One of Victoria’s main LGBTQI support services has seen an “unprecedented” jump in demand during the same-sex marriage postal survey.
Switchboard general manger Jo Ball said the organisation had recruited and trained an extra 16 counsellors to meet a 30 per cent increase in people seeking help via phone, web chat and email.
“I can say that overnight when they announced it was going to be a postal plebiscite we immediately got more calls and that has just increased day by day,” Mx Ball said.
“The demand has been particularly strong since people started receiving the ballot in their letterbox.”
The manager said LGBTQI people in regional and rural areas often struggled and felt more isolated than those in cities. They urged people not to wait too long to make a call if they needed to talk.
“You don’t have to be alone,” Mx Ball said. “You don’t have to have had a big crisis. You can just say ‘this is how it made me feel when I got the paper in the mail’. You may feel alone, and maybe you feel more alone in a regional area but you’re not.”
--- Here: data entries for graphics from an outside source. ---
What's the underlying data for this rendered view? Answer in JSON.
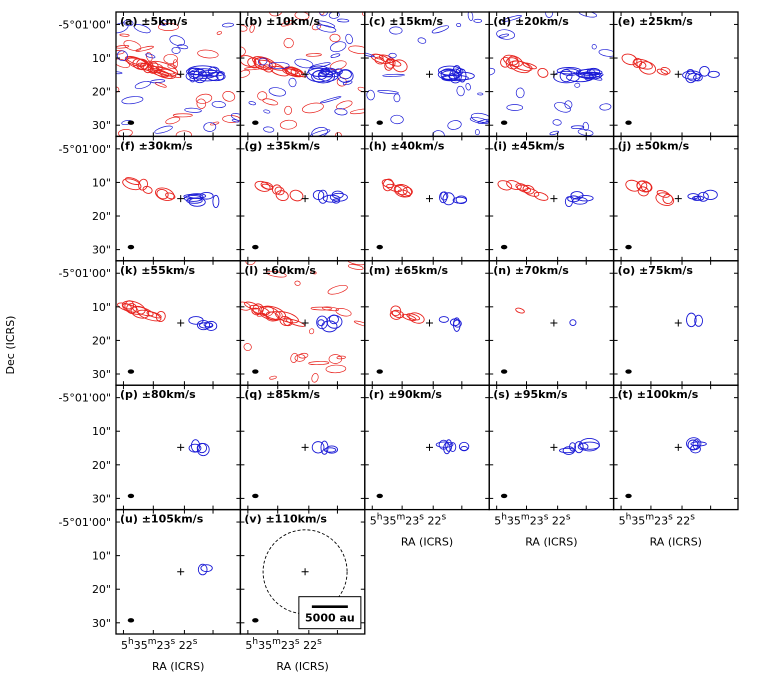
{
  "chart_data": {
    "type": "contour",
    "title": "",
    "ylabel": "Dec (ICRS)",
    "xlabel": "RA (ICRS)",
    "y_ticks": [
      "-5°01'00\"",
      "10\"",
      "20\"",
      "30\""
    ],
    "y_tick_values_arcsec": [
      0,
      10,
      20,
      30
    ],
    "x_tick_parts": [
      {
        "num": "5",
        "sup": "h"
      },
      {
        "num": "35",
        "sup": "m"
      },
      {
        "num": "23",
        "sup": "s"
      },
      {
        "num": " 22",
        "sup": "s"
      }
    ],
    "scalebar_label": "5000 au",
    "colors": {
      "red_lobe": "#e8231e",
      "blue_lobe": "#1a1ad6",
      "frame": "#000000"
    },
    "panels": [
      {
        "label": "(a) ±5km/s",
        "red": 1.0,
        "blue": 1.0
      },
      {
        "label": "(b) ±10km/s",
        "red": 1.0,
        "blue": 1.0
      },
      {
        "label": "(c) ±15km/s",
        "red": 0.6,
        "blue": 0.9
      },
      {
        "label": "(d) ±20km/s",
        "red": 0.6,
        "blue": 0.9
      },
      {
        "label": "(e) ±25km/s",
        "red": 0.5,
        "blue": 0.6
      },
      {
        "label": "(f) ±30km/s",
        "red": 0.5,
        "blue": 0.6
      },
      {
        "label": "(g) ±35km/s",
        "red": 0.5,
        "blue": 0.5
      },
      {
        "label": "(h) ±40km/s",
        "red": 0.5,
        "blue": 0.4
      },
      {
        "label": "(i) ±45km/s",
        "red": 0.5,
        "blue": 0.4
      },
      {
        "label": "(j) ±50km/s",
        "red": 0.6,
        "blue": 0.4
      },
      {
        "label": "(k) ±55km/s",
        "red": 0.7,
        "blue": 0.4
      },
      {
        "label": "(l) ±60km/s",
        "red": 0.8,
        "blue": 0.4
      },
      {
        "label": "(m) ±65km/s",
        "red": 0.4,
        "blue": 0.3
      },
      {
        "label": "(n) ±70km/s",
        "red": 0.1,
        "blue": 0.1
      },
      {
        "label": "(o) ±75km/s",
        "red": 0.0,
        "blue": 0.2
      },
      {
        "label": "(p) ±80km/s",
        "red": 0.0,
        "blue": 0.3
      },
      {
        "label": "(q) ±85km/s",
        "red": 0.0,
        "blue": 0.3
      },
      {
        "label": "(r) ±90km/s",
        "red": 0.0,
        "blue": 0.6
      },
      {
        "label": "(s) ±95km/s",
        "red": 0.0,
        "blue": 0.6
      },
      {
        "label": "(t) ±100km/s",
        "red": 0.0,
        "blue": 0.4
      },
      {
        "label": "(u) ±105km/s",
        "red": 0.0,
        "blue": 0.2
      },
      {
        "label": "(v) ±110km/s",
        "red": 0.0,
        "blue": 0.0
      }
    ]
  }
}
Mx Ball said nearly all the people contacting the service mentioned the postal survey.
“For a lot of people what this has brought back for them is feelings and experiences they’ve had throughout their life of discrimination and prejudice,” they said. “It’s become a vote on our lives and how we choose to live them.” South-west organisation Brophy Family and Youth Services, which provides LGBTQI support, has also seen a spike in the number of people seeking support since the postal survey started.